Oberwager sees his company as crucial for the metaverse.

“Tilia is money into the metaverse. It’s money moved into the metaverse and money moved out of the metaverse,” said Oberwager. “And why this is so important is because you cannot have this concept of the metaverse without a social economy. It is both the social aspect and the financial aspect. Those two things must work in harmony. To do money, you need some virtual token to make money work.”

He added, “Money has to be rock solid. That is JP Morgan. That’s the partnership. What’s the value of Tilia? You can’t build a metaverse without user-generated content. You can’t build a metaverse without social interaction. You can’t build a metaverse without some sort of financial token that allows people to build a world.”

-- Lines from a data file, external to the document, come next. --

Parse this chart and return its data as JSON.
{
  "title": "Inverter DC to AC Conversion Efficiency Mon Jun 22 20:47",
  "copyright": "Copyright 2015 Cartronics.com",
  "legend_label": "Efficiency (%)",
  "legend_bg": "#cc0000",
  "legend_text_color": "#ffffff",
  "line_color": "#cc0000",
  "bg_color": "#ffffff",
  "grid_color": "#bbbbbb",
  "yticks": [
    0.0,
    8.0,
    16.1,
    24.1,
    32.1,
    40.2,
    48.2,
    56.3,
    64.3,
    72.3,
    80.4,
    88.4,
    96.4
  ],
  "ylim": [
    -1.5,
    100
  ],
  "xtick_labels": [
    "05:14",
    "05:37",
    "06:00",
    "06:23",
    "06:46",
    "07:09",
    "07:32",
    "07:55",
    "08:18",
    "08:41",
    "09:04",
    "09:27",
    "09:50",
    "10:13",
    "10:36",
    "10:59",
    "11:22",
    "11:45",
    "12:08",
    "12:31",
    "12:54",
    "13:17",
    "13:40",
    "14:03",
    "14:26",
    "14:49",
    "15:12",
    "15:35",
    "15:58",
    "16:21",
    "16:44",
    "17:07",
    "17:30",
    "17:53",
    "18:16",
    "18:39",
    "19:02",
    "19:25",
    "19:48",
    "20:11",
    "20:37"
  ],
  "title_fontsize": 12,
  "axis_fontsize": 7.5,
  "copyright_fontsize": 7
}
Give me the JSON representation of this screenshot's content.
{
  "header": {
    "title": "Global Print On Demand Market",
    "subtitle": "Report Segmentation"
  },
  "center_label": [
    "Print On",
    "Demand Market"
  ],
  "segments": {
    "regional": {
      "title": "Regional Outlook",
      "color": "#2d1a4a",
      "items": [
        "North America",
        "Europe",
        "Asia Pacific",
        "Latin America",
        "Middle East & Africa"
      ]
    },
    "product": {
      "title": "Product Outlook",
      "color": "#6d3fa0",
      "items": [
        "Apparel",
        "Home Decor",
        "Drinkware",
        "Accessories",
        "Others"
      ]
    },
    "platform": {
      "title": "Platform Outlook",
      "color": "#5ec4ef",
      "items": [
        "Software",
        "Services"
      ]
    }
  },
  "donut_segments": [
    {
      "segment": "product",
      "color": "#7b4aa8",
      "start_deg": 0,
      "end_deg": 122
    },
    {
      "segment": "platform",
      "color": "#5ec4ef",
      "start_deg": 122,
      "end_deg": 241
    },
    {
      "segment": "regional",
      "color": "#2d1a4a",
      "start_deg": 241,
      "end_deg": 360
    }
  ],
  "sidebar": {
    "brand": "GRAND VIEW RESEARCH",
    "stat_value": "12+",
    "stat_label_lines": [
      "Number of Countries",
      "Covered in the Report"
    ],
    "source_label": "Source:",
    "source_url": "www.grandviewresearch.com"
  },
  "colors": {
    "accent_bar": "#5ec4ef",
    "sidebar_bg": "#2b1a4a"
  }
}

The company will use the funds to expand its business and go into new markets.

“We are moving money in the metaverse,” Oberwager said. “It’s a real thing. that’s where the investment is going. We have a customer list and people are coming to us.”

Tilia fuels commerce in Second Life, which generated $86 million in payments in the past 12 months. The Second Life economy is still measured at $650 million nearly 20 years after its founding. Tilia has about 48 employees.

Oberwager said the deal took about a year to work out with J.P. Morgan Payments. During that time, Tilia made sure it could be interoperable with J.P. Morgan.

Fellow metaverse blogger Wagner James Au provides a bit of context:

Finance giants like J.P. Morgan make strategic investments like this on the expectation they’ll be accessing a larger market down the road, i.e. burgeoning metaverse platforms with less experience than Linden Lab handling international payments/virtual currency.

On the other hand, Tilia has been a standalone company since 2019 and only counts Second Life and below-the-radar metaverse platform Upland as its major consumer-facing clients. (Despite a partnership with Unity in early 2022.) But with JP Morgan as a backer, I’d expect other customers to come along soon.

I agree with Wagner; I’m pretty sure that this partnership will lead to more metaverse platforms using Tilia to implement their in-world economies! (By the way, this news has absolutely zero impact on Second Life. Everything stays the same.)